Kinetic separation of C2H6/C2H4 in a cage-interconnected metal-organic framework: an interaction-screening mechanism

Kinetic-based adsorptive separation is deemed as an energy-efficient approach for gas purification, yet its underlying mechanism is difficult to justify. Herein, we propose an intriguing interaction-screening mechanism with a cage-interconnected metal-organic framework (JNU-2) as a model via a multi-scale theoretical approach. Grand Canonical Monte Carlo (GCMC) simulations establish gas diffusion channels with the calculated C2H4 and C2H6 adsorptions comparable to the experimental ones. Molecular dynamic (MD) simulations reveal single-molecule passages along the diffusion channel and that the probability of C2H6 diffusing into the passage is nine times higher than that of C2H4. Density functional theory (DFT) calculations further confirm an overall preferential interaction with C2H6 passing through the single-molecule passage.
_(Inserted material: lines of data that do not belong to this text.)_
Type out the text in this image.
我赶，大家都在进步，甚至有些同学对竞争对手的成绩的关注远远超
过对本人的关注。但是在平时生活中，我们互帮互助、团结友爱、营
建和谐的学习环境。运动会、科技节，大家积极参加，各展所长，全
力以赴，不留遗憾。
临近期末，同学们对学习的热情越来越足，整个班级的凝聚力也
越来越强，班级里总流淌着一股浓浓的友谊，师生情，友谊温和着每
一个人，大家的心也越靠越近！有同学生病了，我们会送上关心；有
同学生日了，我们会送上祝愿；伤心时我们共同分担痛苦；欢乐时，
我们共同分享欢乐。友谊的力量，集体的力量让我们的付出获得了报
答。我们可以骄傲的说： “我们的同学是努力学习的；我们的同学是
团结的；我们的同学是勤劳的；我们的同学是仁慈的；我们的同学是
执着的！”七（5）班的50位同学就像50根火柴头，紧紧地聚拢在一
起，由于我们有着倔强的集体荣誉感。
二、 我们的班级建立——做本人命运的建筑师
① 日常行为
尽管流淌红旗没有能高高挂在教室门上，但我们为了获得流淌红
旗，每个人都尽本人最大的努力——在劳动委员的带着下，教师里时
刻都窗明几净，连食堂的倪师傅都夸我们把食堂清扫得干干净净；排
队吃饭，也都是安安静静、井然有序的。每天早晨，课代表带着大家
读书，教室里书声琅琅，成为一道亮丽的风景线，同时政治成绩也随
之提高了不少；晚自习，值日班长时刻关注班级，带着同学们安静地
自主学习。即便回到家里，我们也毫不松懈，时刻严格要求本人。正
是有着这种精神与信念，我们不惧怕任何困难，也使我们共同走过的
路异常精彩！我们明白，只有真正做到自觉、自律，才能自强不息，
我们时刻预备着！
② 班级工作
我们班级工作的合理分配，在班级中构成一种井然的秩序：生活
This work has successfully demonstrated a theoretical methodology of multi-scale simulations and depicted a rarely observed interaction-screening mechanism in JNU-2 that corroborates its balanced adsorption capacity and C2H6/C2H4 adsorption selectivity. Such a methodology should be applicable to other well-defined structures for a better understanding of their gas adsorption/separation behaviours.